Neil Harris of Alabama Correctional Industries said renovations will include a new judge’s bench and reconfiguration of the jury box.
Circuit Judge Shannon Clark said the jury box will be expanded to include room for alternate jurors as well as the standard 12-member jury panels.
She said there had been complaints from people serving jury services who could not hear the witnesses nor see the evidence very well.
“We hope (the new courtroom) will make it more comfortable for them,” Clark said. “They will be able to see and hear better.”
Harris said the remodeling would also add one new audience rail to the courtroom.
Other changes in the courtroom are aimed at making it more functional. Clark said technological improvements will include the addition of a drop-down screen and projector.
In the past, lawyers have pulled televisions into the courtroom, posing risks of tripping over the cords, Clark said.
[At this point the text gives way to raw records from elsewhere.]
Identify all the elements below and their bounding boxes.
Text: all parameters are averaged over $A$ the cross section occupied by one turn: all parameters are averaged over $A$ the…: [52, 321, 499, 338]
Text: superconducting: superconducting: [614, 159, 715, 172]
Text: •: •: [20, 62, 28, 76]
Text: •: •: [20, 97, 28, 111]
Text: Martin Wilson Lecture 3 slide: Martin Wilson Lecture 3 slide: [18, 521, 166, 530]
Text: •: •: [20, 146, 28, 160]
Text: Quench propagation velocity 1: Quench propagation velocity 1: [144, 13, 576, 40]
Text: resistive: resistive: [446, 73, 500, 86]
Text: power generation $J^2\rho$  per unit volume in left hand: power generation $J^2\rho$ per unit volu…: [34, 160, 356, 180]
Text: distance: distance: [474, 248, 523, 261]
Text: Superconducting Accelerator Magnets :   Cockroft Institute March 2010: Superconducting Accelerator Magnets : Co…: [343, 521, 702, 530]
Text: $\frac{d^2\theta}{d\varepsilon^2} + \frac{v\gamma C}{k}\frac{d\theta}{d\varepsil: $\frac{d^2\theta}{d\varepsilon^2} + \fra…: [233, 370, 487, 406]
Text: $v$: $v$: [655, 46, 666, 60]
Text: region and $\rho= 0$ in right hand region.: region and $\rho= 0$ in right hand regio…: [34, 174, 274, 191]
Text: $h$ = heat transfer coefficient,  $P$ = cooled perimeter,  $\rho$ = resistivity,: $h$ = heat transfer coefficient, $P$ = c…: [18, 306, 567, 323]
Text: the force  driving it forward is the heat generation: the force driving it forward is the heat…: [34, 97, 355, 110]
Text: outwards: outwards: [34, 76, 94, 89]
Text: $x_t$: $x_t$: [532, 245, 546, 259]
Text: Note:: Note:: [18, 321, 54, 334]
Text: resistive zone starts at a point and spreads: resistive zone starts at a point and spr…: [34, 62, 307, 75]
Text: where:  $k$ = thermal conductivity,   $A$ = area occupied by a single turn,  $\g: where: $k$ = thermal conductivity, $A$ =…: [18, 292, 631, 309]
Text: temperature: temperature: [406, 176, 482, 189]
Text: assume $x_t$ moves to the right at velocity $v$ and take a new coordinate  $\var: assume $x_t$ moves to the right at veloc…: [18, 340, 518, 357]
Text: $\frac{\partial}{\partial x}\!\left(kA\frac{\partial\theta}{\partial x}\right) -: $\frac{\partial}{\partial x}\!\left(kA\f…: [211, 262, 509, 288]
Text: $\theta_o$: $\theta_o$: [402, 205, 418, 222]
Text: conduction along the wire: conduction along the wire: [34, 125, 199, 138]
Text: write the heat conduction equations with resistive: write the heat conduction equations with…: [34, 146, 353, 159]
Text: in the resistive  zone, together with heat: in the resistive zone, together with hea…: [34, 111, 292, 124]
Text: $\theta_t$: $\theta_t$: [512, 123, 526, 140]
The upgrade in technology helps the facility to be on par with the state system where there has been a transition into electronic files.
“This is a joint effort between the judicial branch and the County Commission which I am very appreciative of,” Clark said.
Harry Sanders, Pike County Commission Administrator, said the commissioners unanimously supported the renovation and is contributing $40,000 to the project.
Sanders said the money for the remodeling was from a fund specifically earmarked for county facility. “The construction doesn’t take money away from other projects,” he said. “There are several project going on in the courthouse and the remodeling just goes hand in hand with them.
“It will be an upgrade and an improvement in the courthouse. It will help the judges and the people who utilize the courtroom perform their duties better… It’ll just be a better environment for them to work in.”
Clark said the total estimate cost for the project was $80,000.
“So far everything has gone according to schedule,” she said. “We haven’t come across any major impediments. We appear to be on tract with the budget.”
Clark said they hope the courtroom would be back in use within two or three weeks.